After the tech crash of the early 2000’s, major tech CEO’s started sending each other emails saying, ‘Hey, why don’t we try not to poach each other’s employees? It could keep salaries from going through the roof.’ Some, including Steve Jobs himself, would call that a gentleman’s agreement. The Department of Justice, however, calls it collusion, and now some of the biggest names in tech history are paying up.
Apple, Google, Intel and Adobe have agreed to settle a class action lawsuit for $324 million, Reuters is reporting. About 64,000 tech workers sought a combined $3 billion in damages, and while the settlement is technically a victory, it comes out to roughly $5,000 per employee — a far cry from the roughly $47,000 each that they wanted.
The wage fixing scheme was led in 2005 by Steve Jobs, who reached out to tech leaders personally to strong-arm them into the agreement, as PandoDaily originally reported in their “Techtopus” series. The cartel grew for years, and the list of companies involved goes on and on, including the big four mentioned above, plus Pixar, eBay, Intuit and Lucasfilm.

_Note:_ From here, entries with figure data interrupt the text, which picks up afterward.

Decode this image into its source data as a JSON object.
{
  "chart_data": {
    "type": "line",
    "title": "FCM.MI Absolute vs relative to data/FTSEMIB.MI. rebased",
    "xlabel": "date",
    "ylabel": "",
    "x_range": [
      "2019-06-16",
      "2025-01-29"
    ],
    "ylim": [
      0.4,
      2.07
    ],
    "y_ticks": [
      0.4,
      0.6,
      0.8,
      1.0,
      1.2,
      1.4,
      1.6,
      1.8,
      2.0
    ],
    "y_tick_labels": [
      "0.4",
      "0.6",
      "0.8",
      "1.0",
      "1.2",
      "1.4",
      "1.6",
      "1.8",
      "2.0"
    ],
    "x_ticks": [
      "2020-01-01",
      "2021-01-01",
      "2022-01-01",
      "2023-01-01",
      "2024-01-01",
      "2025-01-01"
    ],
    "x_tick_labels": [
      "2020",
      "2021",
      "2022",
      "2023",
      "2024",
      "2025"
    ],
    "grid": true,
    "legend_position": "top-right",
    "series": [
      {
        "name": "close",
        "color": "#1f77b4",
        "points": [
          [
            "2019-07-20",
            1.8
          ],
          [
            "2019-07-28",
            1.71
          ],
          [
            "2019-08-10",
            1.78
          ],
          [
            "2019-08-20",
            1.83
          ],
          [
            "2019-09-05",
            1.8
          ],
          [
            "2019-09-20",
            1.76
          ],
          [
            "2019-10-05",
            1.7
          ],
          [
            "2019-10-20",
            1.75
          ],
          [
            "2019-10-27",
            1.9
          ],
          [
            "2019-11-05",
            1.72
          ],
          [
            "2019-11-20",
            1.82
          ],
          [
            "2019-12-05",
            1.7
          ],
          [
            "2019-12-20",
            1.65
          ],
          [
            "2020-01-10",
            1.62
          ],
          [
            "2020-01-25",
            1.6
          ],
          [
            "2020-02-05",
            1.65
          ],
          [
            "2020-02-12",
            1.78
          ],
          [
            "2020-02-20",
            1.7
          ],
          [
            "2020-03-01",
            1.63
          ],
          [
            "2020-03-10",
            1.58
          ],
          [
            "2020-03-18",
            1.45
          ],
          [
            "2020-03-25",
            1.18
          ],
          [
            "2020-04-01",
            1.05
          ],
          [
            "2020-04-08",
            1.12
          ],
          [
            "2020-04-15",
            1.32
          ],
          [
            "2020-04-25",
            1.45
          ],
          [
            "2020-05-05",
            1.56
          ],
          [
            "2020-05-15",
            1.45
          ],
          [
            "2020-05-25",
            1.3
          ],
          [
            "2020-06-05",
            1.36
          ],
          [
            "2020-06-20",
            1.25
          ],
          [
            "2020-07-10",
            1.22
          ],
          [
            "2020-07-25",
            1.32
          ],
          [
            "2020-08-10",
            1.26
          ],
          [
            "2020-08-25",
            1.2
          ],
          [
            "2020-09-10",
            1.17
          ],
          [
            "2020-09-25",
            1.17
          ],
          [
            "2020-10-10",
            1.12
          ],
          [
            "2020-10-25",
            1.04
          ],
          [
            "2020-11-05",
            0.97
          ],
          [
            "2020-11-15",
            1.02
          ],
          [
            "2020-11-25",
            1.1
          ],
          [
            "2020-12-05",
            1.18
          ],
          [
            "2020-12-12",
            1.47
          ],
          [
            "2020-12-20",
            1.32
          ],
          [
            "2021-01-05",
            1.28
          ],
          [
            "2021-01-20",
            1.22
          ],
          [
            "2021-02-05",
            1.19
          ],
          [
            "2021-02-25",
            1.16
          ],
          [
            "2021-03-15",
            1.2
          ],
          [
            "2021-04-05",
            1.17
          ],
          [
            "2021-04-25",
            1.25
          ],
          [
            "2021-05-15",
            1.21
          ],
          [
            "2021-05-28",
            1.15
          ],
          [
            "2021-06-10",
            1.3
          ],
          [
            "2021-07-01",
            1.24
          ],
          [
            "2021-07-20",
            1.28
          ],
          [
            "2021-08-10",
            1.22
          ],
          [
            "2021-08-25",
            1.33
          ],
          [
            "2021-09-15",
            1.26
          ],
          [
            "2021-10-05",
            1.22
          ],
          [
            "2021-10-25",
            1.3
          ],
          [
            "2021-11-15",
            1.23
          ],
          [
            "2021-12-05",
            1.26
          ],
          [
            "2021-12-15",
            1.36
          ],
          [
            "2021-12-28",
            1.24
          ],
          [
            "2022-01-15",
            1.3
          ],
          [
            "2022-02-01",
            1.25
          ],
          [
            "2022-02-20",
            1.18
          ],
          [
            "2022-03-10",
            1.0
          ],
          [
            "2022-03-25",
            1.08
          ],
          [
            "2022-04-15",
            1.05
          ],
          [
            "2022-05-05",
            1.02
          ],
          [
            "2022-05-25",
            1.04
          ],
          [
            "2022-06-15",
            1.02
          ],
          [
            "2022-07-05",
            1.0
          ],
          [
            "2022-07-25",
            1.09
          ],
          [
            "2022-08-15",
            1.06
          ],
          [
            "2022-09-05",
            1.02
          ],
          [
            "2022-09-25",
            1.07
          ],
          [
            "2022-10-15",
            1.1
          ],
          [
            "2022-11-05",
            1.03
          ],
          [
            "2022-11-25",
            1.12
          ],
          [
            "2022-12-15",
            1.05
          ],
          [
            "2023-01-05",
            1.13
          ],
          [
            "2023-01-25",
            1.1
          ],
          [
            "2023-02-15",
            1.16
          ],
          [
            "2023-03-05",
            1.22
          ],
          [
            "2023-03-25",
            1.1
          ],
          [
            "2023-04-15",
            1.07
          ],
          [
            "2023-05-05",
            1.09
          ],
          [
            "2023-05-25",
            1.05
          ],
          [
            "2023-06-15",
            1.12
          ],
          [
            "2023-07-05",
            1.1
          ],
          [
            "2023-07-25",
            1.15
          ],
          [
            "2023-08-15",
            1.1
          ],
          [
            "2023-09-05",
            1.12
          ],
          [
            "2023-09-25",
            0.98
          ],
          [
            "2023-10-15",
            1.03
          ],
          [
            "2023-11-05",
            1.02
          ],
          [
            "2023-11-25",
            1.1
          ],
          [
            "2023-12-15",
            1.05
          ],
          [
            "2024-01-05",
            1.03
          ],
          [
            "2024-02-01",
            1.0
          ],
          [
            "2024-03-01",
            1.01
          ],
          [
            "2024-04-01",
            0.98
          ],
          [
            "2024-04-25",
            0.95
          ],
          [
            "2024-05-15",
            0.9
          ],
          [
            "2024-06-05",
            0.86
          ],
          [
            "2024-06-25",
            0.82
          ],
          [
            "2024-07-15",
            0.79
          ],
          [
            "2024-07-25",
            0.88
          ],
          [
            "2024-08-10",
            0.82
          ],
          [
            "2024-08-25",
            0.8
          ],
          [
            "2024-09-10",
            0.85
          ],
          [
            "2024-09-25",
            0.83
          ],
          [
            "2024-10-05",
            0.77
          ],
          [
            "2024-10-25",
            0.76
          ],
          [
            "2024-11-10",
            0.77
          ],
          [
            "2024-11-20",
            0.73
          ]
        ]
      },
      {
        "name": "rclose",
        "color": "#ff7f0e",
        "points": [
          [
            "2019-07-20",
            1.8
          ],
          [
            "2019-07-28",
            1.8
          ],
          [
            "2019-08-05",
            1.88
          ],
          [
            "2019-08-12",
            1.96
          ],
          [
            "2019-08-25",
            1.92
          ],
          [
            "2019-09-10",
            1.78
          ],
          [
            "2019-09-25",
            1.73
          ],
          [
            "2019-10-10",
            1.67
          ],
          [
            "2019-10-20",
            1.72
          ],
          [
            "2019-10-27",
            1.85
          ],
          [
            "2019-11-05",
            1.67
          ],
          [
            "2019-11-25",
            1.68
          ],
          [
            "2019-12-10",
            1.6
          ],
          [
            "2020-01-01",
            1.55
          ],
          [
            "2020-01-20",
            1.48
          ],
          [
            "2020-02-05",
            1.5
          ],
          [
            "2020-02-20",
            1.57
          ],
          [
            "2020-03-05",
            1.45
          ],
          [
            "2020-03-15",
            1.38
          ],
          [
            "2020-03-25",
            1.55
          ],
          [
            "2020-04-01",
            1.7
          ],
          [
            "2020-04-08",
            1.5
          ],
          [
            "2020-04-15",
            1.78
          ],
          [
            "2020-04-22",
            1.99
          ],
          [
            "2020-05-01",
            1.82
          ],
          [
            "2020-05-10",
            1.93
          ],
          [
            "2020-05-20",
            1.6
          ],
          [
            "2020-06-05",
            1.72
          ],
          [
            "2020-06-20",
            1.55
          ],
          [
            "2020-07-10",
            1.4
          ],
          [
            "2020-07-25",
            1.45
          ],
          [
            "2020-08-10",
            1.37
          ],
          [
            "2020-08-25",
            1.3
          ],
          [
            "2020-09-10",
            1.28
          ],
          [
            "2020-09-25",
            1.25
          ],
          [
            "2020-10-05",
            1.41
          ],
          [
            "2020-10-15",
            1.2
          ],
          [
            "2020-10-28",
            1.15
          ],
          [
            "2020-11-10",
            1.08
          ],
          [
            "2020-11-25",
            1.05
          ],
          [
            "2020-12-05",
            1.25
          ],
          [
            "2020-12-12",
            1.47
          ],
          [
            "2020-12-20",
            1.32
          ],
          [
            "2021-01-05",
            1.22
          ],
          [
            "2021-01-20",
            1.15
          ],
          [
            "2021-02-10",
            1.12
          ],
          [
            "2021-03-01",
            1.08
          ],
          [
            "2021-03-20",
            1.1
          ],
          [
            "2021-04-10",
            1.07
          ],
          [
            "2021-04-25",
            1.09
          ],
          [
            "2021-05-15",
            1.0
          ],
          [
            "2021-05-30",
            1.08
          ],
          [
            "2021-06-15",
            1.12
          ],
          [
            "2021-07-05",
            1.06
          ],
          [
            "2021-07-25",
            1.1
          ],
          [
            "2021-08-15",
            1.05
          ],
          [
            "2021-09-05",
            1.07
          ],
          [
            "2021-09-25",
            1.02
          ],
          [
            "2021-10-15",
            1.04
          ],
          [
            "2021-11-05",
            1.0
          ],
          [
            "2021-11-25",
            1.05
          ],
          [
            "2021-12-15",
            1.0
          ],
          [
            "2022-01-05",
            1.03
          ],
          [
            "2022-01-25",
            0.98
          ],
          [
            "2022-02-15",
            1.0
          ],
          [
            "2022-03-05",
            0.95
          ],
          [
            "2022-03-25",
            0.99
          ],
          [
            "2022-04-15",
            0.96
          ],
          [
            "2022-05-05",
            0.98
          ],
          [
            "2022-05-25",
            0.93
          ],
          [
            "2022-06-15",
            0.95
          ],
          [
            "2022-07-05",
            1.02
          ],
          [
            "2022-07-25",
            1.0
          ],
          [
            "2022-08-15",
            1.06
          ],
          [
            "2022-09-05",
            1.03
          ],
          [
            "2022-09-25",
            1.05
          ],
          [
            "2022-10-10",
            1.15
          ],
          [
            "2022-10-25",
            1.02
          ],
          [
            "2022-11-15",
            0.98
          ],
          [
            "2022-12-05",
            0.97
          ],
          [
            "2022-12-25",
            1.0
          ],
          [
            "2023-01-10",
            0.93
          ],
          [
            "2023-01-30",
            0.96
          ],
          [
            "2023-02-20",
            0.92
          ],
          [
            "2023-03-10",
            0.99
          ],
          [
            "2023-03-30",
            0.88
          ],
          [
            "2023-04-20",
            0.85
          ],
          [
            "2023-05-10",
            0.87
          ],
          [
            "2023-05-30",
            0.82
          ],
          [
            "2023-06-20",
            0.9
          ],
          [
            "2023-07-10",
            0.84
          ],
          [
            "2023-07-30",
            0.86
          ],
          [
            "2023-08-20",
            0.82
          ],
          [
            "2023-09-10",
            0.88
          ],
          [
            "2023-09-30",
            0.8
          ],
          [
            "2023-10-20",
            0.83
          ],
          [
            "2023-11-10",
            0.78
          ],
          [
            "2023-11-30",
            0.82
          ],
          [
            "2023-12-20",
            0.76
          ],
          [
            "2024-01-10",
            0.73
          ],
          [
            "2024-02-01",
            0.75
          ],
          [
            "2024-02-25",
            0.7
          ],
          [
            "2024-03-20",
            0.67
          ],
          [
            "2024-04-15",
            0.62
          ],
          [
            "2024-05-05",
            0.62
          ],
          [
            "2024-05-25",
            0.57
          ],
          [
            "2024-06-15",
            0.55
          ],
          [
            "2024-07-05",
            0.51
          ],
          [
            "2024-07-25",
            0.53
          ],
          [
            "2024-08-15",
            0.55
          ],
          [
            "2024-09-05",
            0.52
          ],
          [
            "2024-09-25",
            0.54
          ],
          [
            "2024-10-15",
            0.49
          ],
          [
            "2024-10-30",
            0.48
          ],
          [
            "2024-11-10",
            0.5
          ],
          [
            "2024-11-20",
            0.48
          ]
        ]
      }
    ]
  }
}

Wage fixing is when a few top-level executives decide that in order for business to run smoothly and efficiently (or just not have to pay their workers so much), they’ll agree not to go after each other’s employees. While it seems like a polite idea among CEO’s who are friends and allies, it also makes sure workers can’t freely negotiate their own salaries. Companies are supposed to be at war — independent interests drive competition, and that’s fundamentally how capitalism works.
For example: Facebook COO Sheryl Sandberg, in a valiant act of keeping it real, rejected the pressure from Google to join the wage fixing ring and kept trying to poach Google’s engineers, according to unsealed testimony. When Google found out, they considered a full blown poaching war with Facebook.
Instead, Google just raised their wages. Which is what’s supposed to happen.
Collusions and cartels are prosecuted under antitrust law, the family of laws that govern competition and monopolies. And with the way Silicon Valley giants continue to expand and seek antitrust approval for their acquisitions, we find it hard to believe that this will be their last run-in with trust-busting.